Waters’ thrillers are powerful in that they are not melodramatic (except when she does this purposefully). The Paying Guests is always about “real” people. There are no utter villains, no monsters. The characters are all flawed and human. They show impulses to love, but they also suffer cowardice, selfishness, and fear.
One underlying theme in The Paying Guests is the exploration of grief. Waters places this novel historically after World War I, when the world, and individuals, were grieving the loss of so very much. The menace that Waters creates in The Paying Guests, the secrets, and guilt, and fear, are related to her exploration of life in London after the Great War. Waters’ characters are struggling with the loss of the geographical boundaries of the world as they knew it, as well as the loss of a way of life and a class and gender system that is falling apart. They are grieving the loss of their brothers and lovers and sons. And in The Paying Guests, the main characters of Frances and Lilian are grieving a loss of their own innocence and of their own dreams.
Which brings me to the plot of The Paying Guests, which, as with pretty much every novel I’ve read by Sarah Waters, is not what it first appears. The basic premise is that Miss Wray-Francis-and her widowed mother, have fallen on hard times after the War, and, unhappily, find it necessary to allow lodgers to live in their home, in order to make ends meet. These lodgers, whom the Wrays refer to as “paying guests,” are a young married couple named Lilian and Leonard Barber. When the Barbers enter the Wrays’ home, all their lives will change in irrevocable and unimaginable ways.

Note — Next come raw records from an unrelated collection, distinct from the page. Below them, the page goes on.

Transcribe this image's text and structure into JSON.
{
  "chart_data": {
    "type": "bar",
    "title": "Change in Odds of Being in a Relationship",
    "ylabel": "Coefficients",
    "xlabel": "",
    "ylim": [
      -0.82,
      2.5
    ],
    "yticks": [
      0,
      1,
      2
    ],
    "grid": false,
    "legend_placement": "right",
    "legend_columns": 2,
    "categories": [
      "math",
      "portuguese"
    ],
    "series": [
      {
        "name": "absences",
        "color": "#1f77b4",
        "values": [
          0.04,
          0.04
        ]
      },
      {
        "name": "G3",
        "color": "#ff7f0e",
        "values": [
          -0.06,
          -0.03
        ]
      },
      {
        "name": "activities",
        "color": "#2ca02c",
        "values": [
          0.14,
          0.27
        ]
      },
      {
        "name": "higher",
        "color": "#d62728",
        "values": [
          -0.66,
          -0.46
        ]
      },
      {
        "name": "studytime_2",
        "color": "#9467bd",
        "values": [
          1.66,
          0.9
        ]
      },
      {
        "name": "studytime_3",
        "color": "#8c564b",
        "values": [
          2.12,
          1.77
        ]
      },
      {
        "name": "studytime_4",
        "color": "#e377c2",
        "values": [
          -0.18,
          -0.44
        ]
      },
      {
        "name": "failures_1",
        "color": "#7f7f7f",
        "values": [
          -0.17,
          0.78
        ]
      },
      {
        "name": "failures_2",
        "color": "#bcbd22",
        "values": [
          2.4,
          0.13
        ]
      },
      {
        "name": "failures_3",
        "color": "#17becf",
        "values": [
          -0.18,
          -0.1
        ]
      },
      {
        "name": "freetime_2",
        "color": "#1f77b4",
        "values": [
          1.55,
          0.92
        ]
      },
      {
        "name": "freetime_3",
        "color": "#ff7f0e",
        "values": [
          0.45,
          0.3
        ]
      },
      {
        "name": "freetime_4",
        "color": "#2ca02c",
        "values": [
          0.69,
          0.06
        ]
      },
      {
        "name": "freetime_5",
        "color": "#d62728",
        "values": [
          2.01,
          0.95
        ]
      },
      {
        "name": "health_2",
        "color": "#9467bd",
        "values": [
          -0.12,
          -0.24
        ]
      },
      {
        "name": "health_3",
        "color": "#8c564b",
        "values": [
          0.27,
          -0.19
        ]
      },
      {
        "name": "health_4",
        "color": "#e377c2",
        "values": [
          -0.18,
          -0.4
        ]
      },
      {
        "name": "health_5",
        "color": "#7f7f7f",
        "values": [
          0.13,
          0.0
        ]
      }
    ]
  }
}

What you need to know about The Paying Guests, if you’re considering reading it, is that, on the good side, it is among the very best of Sarah Waters’ work in its creation of a powerful, intimate sense of place. After reading this novel, I’m picking up historical fiction by other authors, and finding that the characters and their world feel like shadows in comparison. This creation of a wholly absorbing, authentic, fictional reality, is one of Waters’ great talents. As I read The Paying Guests, I thought (whimsically) that her characters must really exist, in some parallel universe.
On the other hand, Waters’ world and character building takes a lot of words. It can be an exhausting pleasure to read.
Also, if you’re considering reading The Paying Guests, you should know that, having read Affinity and Fingersmith previously, I found this novel to be less “shocking twist” and more grave and thoughtful in tone. When I think of Fingersmith, I think of fun, “oh my gosh!” moments of revelation, and a (with reservations) happy, hopeful ending. When I think of Affinity, I think of wonderful eerie spookiness, but also, great emotion and loss. Both these novels contained major twists I didn’t see coming.
To my mind, The Paying Guests didn’t have that twist aspect, at least not to the same degree. The last third of the novel was almost more of a courtroom drama. And I think, some of the choices that Frances and Lilian made, and even, especially, the options they had, made me sad. In the end, The Paying Guests had a plot that resonated with the postwar setting and the themes of grief, loss, change, and living with an uncertain future. But these themes are not easy ones to confront. As such, I found myself feeling sad at the end of the novel, feeling unsettled.
The Paying Guests is extraordinary, but it is also exhausting. When you start The Paying Guests, make sure you’ve got something light and bright to read or watch after.